We will call collect_tiles on the training slides to prepare a dataset for training.

[ ]:
slide_ids_train = ['2551571', '2551531', '2551028', '2551389']

# call collect_tiles as subprocess
def call_collect_tiles(slide):
    subprocess.run(f"collect_tiles -a configs/app_config.yaml -s {slide} -m configs/collect_tiles.yaml", shell=True)

pool_process(call_collect_tiles, slide_ids_train)

Let’s check the output. The collected parquet files can be loaded as a pyarrow ParquetDataset, and be converted to Pandas Dataframe.
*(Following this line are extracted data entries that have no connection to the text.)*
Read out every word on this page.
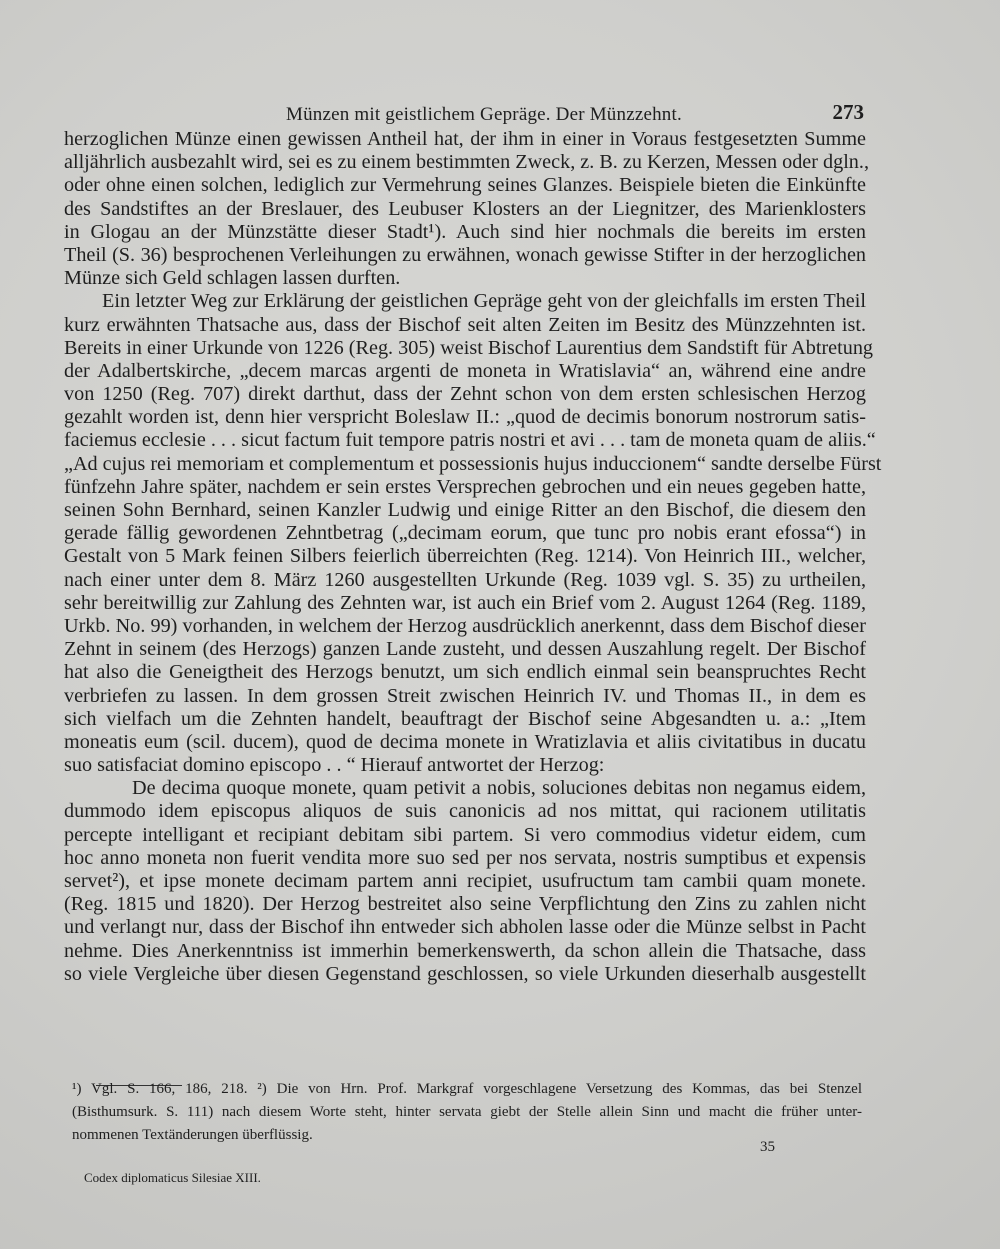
Münzen mit geistlichem Gepräge. Der Münzzehnt.	273
herzoglichen Münze einen gewissen Antheil hat, der ihm in einer in Voraus festgesetzten Summe
alljährlich ausbezahlt wird, sei es zu einem bestimmten Zweck, z. B. zu Kerzen, Messen oder dgln.,
oder ohne einen solchen, lediglich zur Vermehrung seines Glanzes. Beispiele bieten die Einkünfte
des Sandstiftes an der Breslauer, des Leubuser Klosters an der Liegnitzer, des Marienklosters
in Glogau an der Münzstätte dieser Stadt¹). Auch sind hier nochmals die bereits im ersten
Theil (S. 36) besprochenen Verleihungen zu erwähnen, wonach gewisse Stifter in der herzoglichen
Münze sich Geld schlagen lassen durften.
Ein letzter Weg zur Erklärung der geistlichen Gepräge geht von der gleichfalls im ersten Theil
kurz erwähnten Thatsache aus, dass der Bischof seit alten Zeiten im Besitz des Münzzehnten ist.
Bereits in einer Urkunde von 1226 (Reg. 305) weist Bischof Laurentius dem Sandstift für Abtretung
der Adalbertskirche, „decem marcas argenti de moneta in Wratislavia“ an, während eine andre
von 1250 (Reg. 707) direkt darthut, dass der Zehnt schon von dem ersten schlesischen Herzog
gezahlt worden ist, denn hier verspricht Boleslaw II.: „quod de decimis bonorum nostrorum satis-
faciemus ecclesie . . . sicut factum fuit tempore patris nostri et avi . . . tam de moneta quam de aliis.“
„Ad cujus rei memoriam et complementum et possessionis hujus induccionem“ sandte derselbe Fürst
fünfzehn Jahre später, nachdem er sein erstes Versprechen gebrochen und ein neues gegeben hatte,
seinen Sohn Bernhard, seinen Kanzler Ludwig und einige Ritter an den Bischof, die diesem den
gerade fällig gewordenen Zehntbetrag („decimam eorum, que tunc pro nobis erant efossa“) in
Gestalt von 5 Mark feinen Silbers feierlich überreichten (Reg. 1214). Von Heinrich III., welcher,
nach einer unter dem 8. März 1260 ausgestellten Urkunde (Reg. 1039 vgl. S. 35) zu urtheilen,
sehr bereitwillig zur Zahlung des Zehnten war, ist auch ein Brief vom 2. August 1264 (Reg. 1189,
Urkb. No. 99) vorhanden, in welchem der Herzog ausdrücklich anerkennt, dass dem Bischof dieser
Zehnt in seinem (des Herzogs) ganzen Lande zusteht, und dessen Auszahlung regelt. Der Bischof
hat also die Geneigtheit des Herzogs benutzt, um sich endlich einmal sein beanspruchtes Recht
verbriefen zu lassen. In dem grossen Streit zwischen Heinrich IV. und Thomas II., in dem es
sich vielfach um die Zehnten handelt, beauftragt der Bischof seine Abgesandten u. a.: „Item
moneatis eum (scil. ducem), quod de decima monete in Wratizlavia et aliis civitatibus in ducatu
suo satisfaciat domino episcopo . . “ Hierauf antwortet der Herzog:
De decima quoque monete, quam petivit a nobis, soluciones debitas non negamus eidem,
dummodo idem episcopus aliquos de suis canonicis ad nos mittat, qui racionem utilitatis
percepte intelligant et recipiant debitam sibi partem. Si vero commodius videtur eidem, cum
hoc anno moneta non fuerit vendita more suo sed per nos servata, nostris sumptibus et expensis
servet²), et ipse monete decimam partem anni recipiet, usufructum tam cambii quam monete.
(Reg. 1815 und 1820). Der Herzog bestreitet also seine Verpflichtung den Zins zu zahlen nicht
und verlangt nur, dass der Bischof ihn entweder sich abholen lasse oder die Münze selbst in Pacht
nehme. Dies Anerkenntniss ist immerhin bemerkenswerth, da schon allein die Thatsache, dass
so viele Vergleiche über diesen Gegenstand geschlossen, so viele Urkunden dieserhalb ausgestellt
¹) Vgl. S. 166, 186, 218. ²) Die von Hrn. Prof. Markgraf vorgeschlagene Versetzung des Kommas, das bei Stenzel
(Bisthumsurk. S. 111) nach diesem Worte steht, hinter servata giebt der Stelle allein Sinn und macht die früher unter-
nommenen Textänderungen überflüssig.
35
Codex diplomaticus Silesiae XIII.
You’ll notice the table is indexed by patient_id, slide id and address. The data_path points to the tile image file. The rest of the metadata stored in this table are similar to the output of generate_tiles CLI.

[37]:
from pyarrow.parquet import ParquetDataset

ds = ParquetDataset('PRO_12-123/tiles/ov_tileset').read().to_pandas()
ds
[37]:
coordinates otsu_score purple_score regional_label tile_image_offset tile_image_length tile_image_size_xy tile_image_mode data_path
patient_id id_slide_container address
4 2551028 x128_y72_z20 (128, 72) 1.0 1.0 arteries 4.446781e+08 49152.0 128.0 RGB /gpfs/mskmindhdp_emc/user/shared_data_folder/p...
x128_y73_z20 (128, 73) 1.0 1.0 arteries 4.447273e+08 49152.0 128.0 RGB /gpfs/mskmindhdp_emc/user/shared_data_folder/p...
x128_y74_z20 (128, 74) 1.0 1.0 arteries 4.447764e+08 49152.0 128.0 RGB /gpfs/mskmindhdp_emc/user/shared_data_folder/p...
x128_y75_z20 (128, 75) 1.0 1.0 arteries 4.448256e+08 49152.0 128.0 RGB /gpfs/mskmindhdp_emc/user/shared_data_folder/p...
x128_y76_z20 (128, 76) 1.0 1.0 arteries 4.448748e+08 49152.0 128.0 RGB /gpfs/mskmindhdp_emc/user/shared_data_folder/p...
... ... ... ... ... ... ... ... ... ... ... ...
1 2551571 x453_y148_z20 (453, 148) 1.0 1.0 lympho_rich_tumor 3.706257e+09 49152.0 128.0 RGB /gpfs/mskmindhdp_emc/user/shared_data_folder/p...
x454_y146_z20 (454, 146) 1.0 1.0 lympho_rich_tumor 3.713237e+09 49152.0 128.0 RGB /gpfs/mskmindhdp_emc/user/shared_data_folder/p...
x454_y147_z20 (454, 147) 1.0 1.0 lympho_rich_tumor 3.713286e+09 49152.0 128.0 RGB /gpfs/mskmindhdp_emc/user/shared_data_folder/p...
x454_y148_z20 (454, 148) 1.0 1.0 lympho_rich_tumor 3.713335e+09 49152.0 128.0 RGB /gpfs/mskmindhdp_emc/user/shared_data_folder/p...
x455_y143_z20 (455, 143) 1.0 1.0 lympho_rich_stroma 3.719725e+09 49152.0 128.0 RGB /gpfs/mskmindhdp_emc/user/shared_data_folder/p...

14696 rows × 9 columns

Congratulations! Now you have the tiles images and labels ready to train your model.